There are lots of good war stories still related to this day regarding a mega fight on the bridge over the lava and the underdark marketplace. Good stuff.

-DM Jeff
 

I never played it, but I tip my hat to it as one of the watershed moments in D&D history. The Far Realm has been one my favorite additions to the game, and Bruce Cordell has a fantastic imagination. :cool:
 

rode a goat of terror through the underground bazzar, it was great. Loved this adventure, was the first published adventure I ever played through.
 

I don't know anything about this other than I've heard it was good. Can someone explain more about the Underdark marketplace?

What's the actual premise of the adventure?
 

I played it converted to 3.0 about 5 years ago. I'm a little fuzzy on the details, and I'm not sure how closely to the original we played it, but here's a little of my experience.

I played an elven evoker who enjoyed laying waste to numerous creatures with his Fireball spells. I toasted many duergar and fungus men.

I remember a few encounters with some small, hairy humanoids that grappled us in swarms - that was nasty. Lots of enlarged duergar with polearms behind defensive positions - the reach sucked. I remember getting knocked into unconsciousness by an enlarged polearm, stabilized by a cleric, then sitting up and casting another fireball, before dropping into unconsciousness again - at least it killed the duergar.

The Undercity Market.

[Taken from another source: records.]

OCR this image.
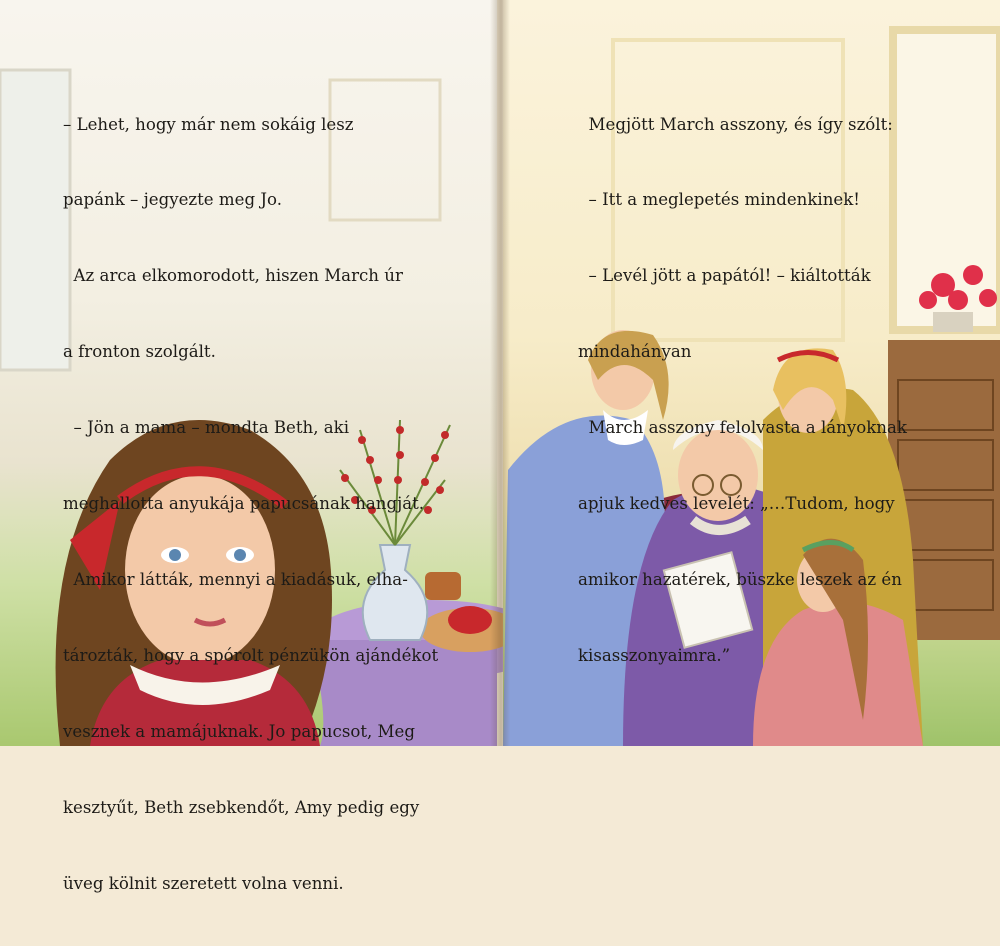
– Lehet, hogy már nem sokáig lesz

papánk – jegyezte meg Jo.

Az arca elkomorodott, hiszen March úr

a fronton szolgált.

– Jön a mama – mondta Beth, aki

meghallotta anyukája papucsának hangját.

Amikor látták, mennyi a kiadásuk, elha-

tározták, hogy a spórolt pénzükön ajándékot

vesznek a mamájuknak. Jo papucsot, Meg

kesztyűt, Beth zsebkendőt, Amy pedig egy

üveg kölnit szeretett volna venni.

Megjött March asszony, és így szólt:

– Itt a meglepetés mindenkinek!

– Levél jött a papától! – kiáltották

mindahányan

March asszony felolvasta a lányoknak

apjuk kedves levelét: „…Tudom, hogy

amikor hazatérek, büszke leszek az én

kisasszonyaimra.”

Wow. That totally erupted into mass chaos and killing, thanks to our dwarven fighter whose player had gotten a little tipsy that afternoon.

I remember it being a lot of fun ... but I don't remember many more details. Part of why drinking and D&D do go together sometimes .... but sometimes not so well.

Retreater
 

When I played this one, I remember alot of neat things about it, but playing was like cutting teeth with the group I was in at the time. We more or less had a TPK because of inter-party conflicts that the DM let fester and other issues at the time. A truely functioning party was very important and that was the one thing we lacked.